The expression {lt(TestGrade, 8)}
represents the condition similar to the Where clause in Linq or SQL. all subsets of data must be represented by a similar script as in the code example above.
- collectionSubclasses (main method parameters)
private static readonly Dictionary<string, string> AuxilarSortedSubsets = new()
{
//considering 'Csharp' and 'Javascript' as the most important subjects
//(I will use it in the script to help me find candidates who have
//no negative or deficiency in this subject)
{"mostImportant", "{or(eq(SubjectName,'Csharp'),eq(SubjectName,'Javascript'))}"},
};
It is in the main script where we write all the evaluation rule
if(lt(sumT(ContributionsOnGithub),1000), {$R->('Failed GC')},
{
if(&(eq(count(negativeGrades),0),eq(count(deficiencyGrades),0)),
{
if(Helped,{$R->('Passed H')},{$R->('Passed')})
},
{
if(&(eq(count(negativeGrades),0), lte(count(deficiencyGrades),2),
!=> (deficiencyGrades,mostImportants,SubjectId)),
{
$R->('Recovery')
}
,{
$R->('Failed')
})
})
})
if(lt(sumT(ContributionsOnGithub),1000)
-> it is saying that if the sum of all contributions (sumT(ContributionsOnGithub)
) of the candidate on github is less than (lt
) 1000,
then( {$R->('Failed GC')},
) this candidate is not approved.
{$R->( )} -> assigns value to result field - can be of any type
if(&(eq(count(negativeGrades),0),eq(count(deficiencyGrades),0))
-> is saying that if the number of negative grades (count(negativeGrades)
) is equal (eq
) to 0 and the number of deficient grades (count(deficiencyGrades)
) is equal (eq
) to 0.
!=> (deficiencyGrades,mostImportants,SubjectId))
-> checking that the deficiencyGrades subset does not contain any of the items found in the mostImportants subset. evaluating using field SubjectId
In nested conditions the first condition is imperative so it appears first and the others inside it (The logic will depend on what you need). This was written to serve my purpose.

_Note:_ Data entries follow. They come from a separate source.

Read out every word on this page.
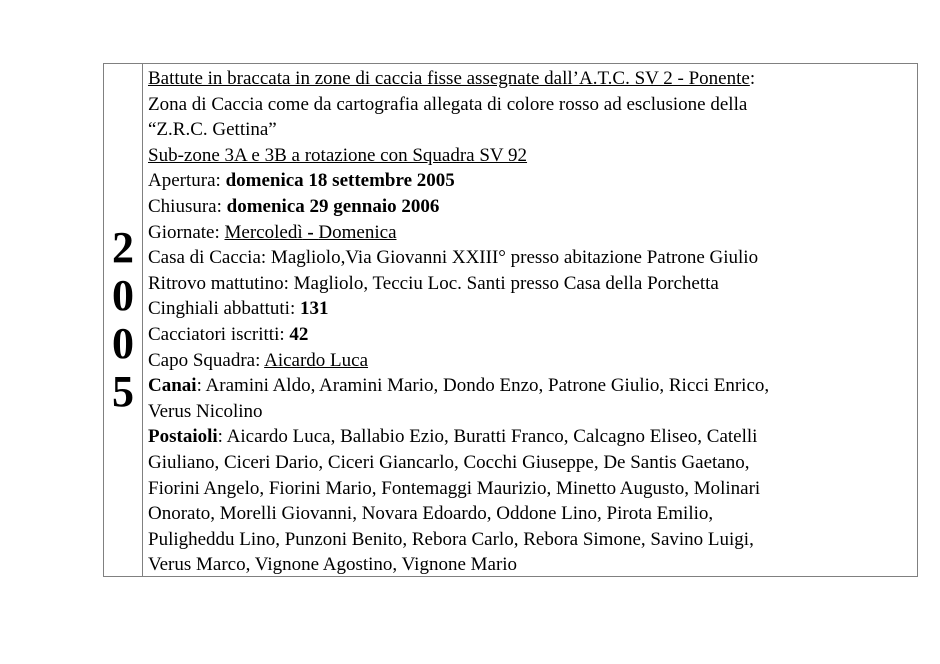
2
0
0
5
Battute in braccata in zone di caccia fisse assegnate dall’A.T.C. SV 2 - Ponente:
Zona di Caccia come da cartografia allegata di colore rosso ad esclusione della
“Z.R.C. Gettina”
Sub-zone 3A e 3B a rotazione con Squadra SV 92
Apertura: domenica 18 settembre 2005
Chiusura: domenica 29 gennaio 2006
Giornate: Mercoledì - Domenica
Casa di Caccia: Magliolo,Via Giovanni XXIII° presso abitazione Patrone Giulio
Ritrovo mattutino: Magliolo, Tecciu Loc. Santi presso Casa della Porchetta
Cinghiali abbattuti: 131
Cacciatori iscritti: 42
Capo Squadra: Aicardo Luca
Canai: Aramini Aldo, Aramini Mario, Dondo Enzo, Patrone Giulio, Ricci Enrico,
Verus Nicolino
Postaioli: Aicardo Luca, Ballabio Ezio, Buratti Franco, Calcagno Eliseo, Catelli
Giuliano, Ciceri Dario, Ciceri Giancarlo, Cocchi Giuseppe, De Santis Gaetano,
Fiorini Angelo, Fiorini Mario, Fontemaggi Maurizio, Minetto Augusto, Molinari
Onorato, Morelli Giovanni, Novara Edoardo, Oddone Lino, Pirota Emilio,
Puligheddu Lino, Punzoni Benito, Rebora Carlo, Rebora Simone, Savino Luigi,
Verus Marco, Vignone Agostino, Vignone Mario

what the script wants to tell us is that: if the candidate does not have contributions on github greater than 1000, then he is soon rejected by the company, as he does not meet this main requirement. if he has contributions greater than 1000 , then checks if the candidate has conditions to be admitted to the company imposing that he has no negative grades or grades considered as a deficiency, if he meets the condition, checks if the candidate was helped and assigns the result based on in the help he received, and if he does not meet this condition, then he checks if the candidate has the conditions to receive a new chance to retake the tests in which the grades are considered as deficiencies, imposing that the candidate does not have negative grades and that he has at most two deficiencies whose subjects are not among the most important ones. otherwise, the candidate is rejected.